论文标题
不要把它扔掉!公平决策中未标记数据的效用
Don't Throw it Away! The Utility of Unlabeled Data in Fair Decision Making
论文作者
论文摘要
实际上,决策算法通常是对表现出各种偏见的数据进行培训。决策者通常旨在根据假定或期望公正的基础真相目标做出决策,即同样分布在社会显着的群体中。在许多实际设置中,无法直接观察到地面真相,而是必须依靠数据中的基础真相(即有偏见的标签)的有偏见的代理。此外,通常会选择性地标记数据,即,即使是有偏见的标签也仅对获得积极决策的数据的一小部分观察到。为了克服标签和选择偏见,最近的工作提议学习随机性,通过i)在每个时间步长的在线培训新政策,ii)执行公平性作为对绩效的限制。但是,现有方法仅使用标记的数据,无视大量未标记的数据,因此在不同时间学习的决策策略的不稳定性和差异很大。在本文中,我们提出了一种基于一种实用公平决策的各种自动编码器的新方法。我们的方法学习了利用标记和未标记数据的公正数据表示形式,并使用表示形式在在线过程中学习策略。使用合成数据,我们从经验上验证我们的方法根据差异较低的地面真相会收敛到最佳(公平)策略。在现实世界实验中,我们进一步表明,我们的培训方法不仅提供了更稳定的学习过程,而且还产生了比以前的方法更公平和效用的政策。
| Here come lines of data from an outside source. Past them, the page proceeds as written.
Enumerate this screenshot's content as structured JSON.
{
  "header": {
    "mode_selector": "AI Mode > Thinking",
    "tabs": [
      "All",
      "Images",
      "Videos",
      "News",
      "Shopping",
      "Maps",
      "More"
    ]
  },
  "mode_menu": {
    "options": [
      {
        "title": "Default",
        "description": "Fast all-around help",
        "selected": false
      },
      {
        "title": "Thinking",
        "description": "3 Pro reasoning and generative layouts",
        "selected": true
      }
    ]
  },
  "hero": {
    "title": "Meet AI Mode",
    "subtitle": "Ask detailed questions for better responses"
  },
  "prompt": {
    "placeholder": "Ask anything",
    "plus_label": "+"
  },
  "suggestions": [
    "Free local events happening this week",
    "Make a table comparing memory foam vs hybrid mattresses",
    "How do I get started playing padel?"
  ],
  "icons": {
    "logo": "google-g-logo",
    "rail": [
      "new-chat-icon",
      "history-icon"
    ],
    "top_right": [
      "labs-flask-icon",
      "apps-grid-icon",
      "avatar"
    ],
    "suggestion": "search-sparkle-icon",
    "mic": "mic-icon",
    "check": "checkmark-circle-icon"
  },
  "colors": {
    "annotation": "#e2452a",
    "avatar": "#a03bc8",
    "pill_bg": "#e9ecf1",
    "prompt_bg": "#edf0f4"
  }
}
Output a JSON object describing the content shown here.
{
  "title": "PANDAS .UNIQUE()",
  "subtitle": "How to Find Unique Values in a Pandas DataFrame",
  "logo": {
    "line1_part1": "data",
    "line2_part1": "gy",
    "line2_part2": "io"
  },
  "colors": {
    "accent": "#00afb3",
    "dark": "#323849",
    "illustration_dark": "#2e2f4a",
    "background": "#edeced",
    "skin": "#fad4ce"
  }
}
Decision making algorithms, in practice, are often trained on data that exhibits a variety of biases. Decision-makers often aim to take decisions based on some ground-truth target that is assumed or expected to be unbiased, i.e., equally distributed across socially salient groups. In many practical settings, the ground-truth cannot be directly observed, and instead, we have to rely on a biased proxy measure of the ground-truth, i.e., biased labels, in the data. In addition, data is often selectively labeled, i.e., even the biased labels are only observed for a small fraction of the data that received a positive decision. To overcome label and selection biases, recent work proposes to learn stochastic, exploring decision policies via i) online training of new policies at each time-step and ii) enforcing fairness as a constraint on performance. However, the existing approach uses only labeled data, disregarding a large amount of unlabeled data, and thereby suffers from high instability and variance in the learned decision policies at different times. In this paper, we propose a novel method based on a variational autoencoder for practical fair decision-making. Our method learns an unbiased data representation leveraging both labeled and unlabeled data and uses the representations to learn a policy in an online process. Using synthetic data, we empirically validate that our method converges to the optimal (fair) policy according to the ground-truth with low variance. In real-world experiments, we further show that our training approach not only offers a more stable learning process but also yields policies with higher fairness as well as utility than previous approaches.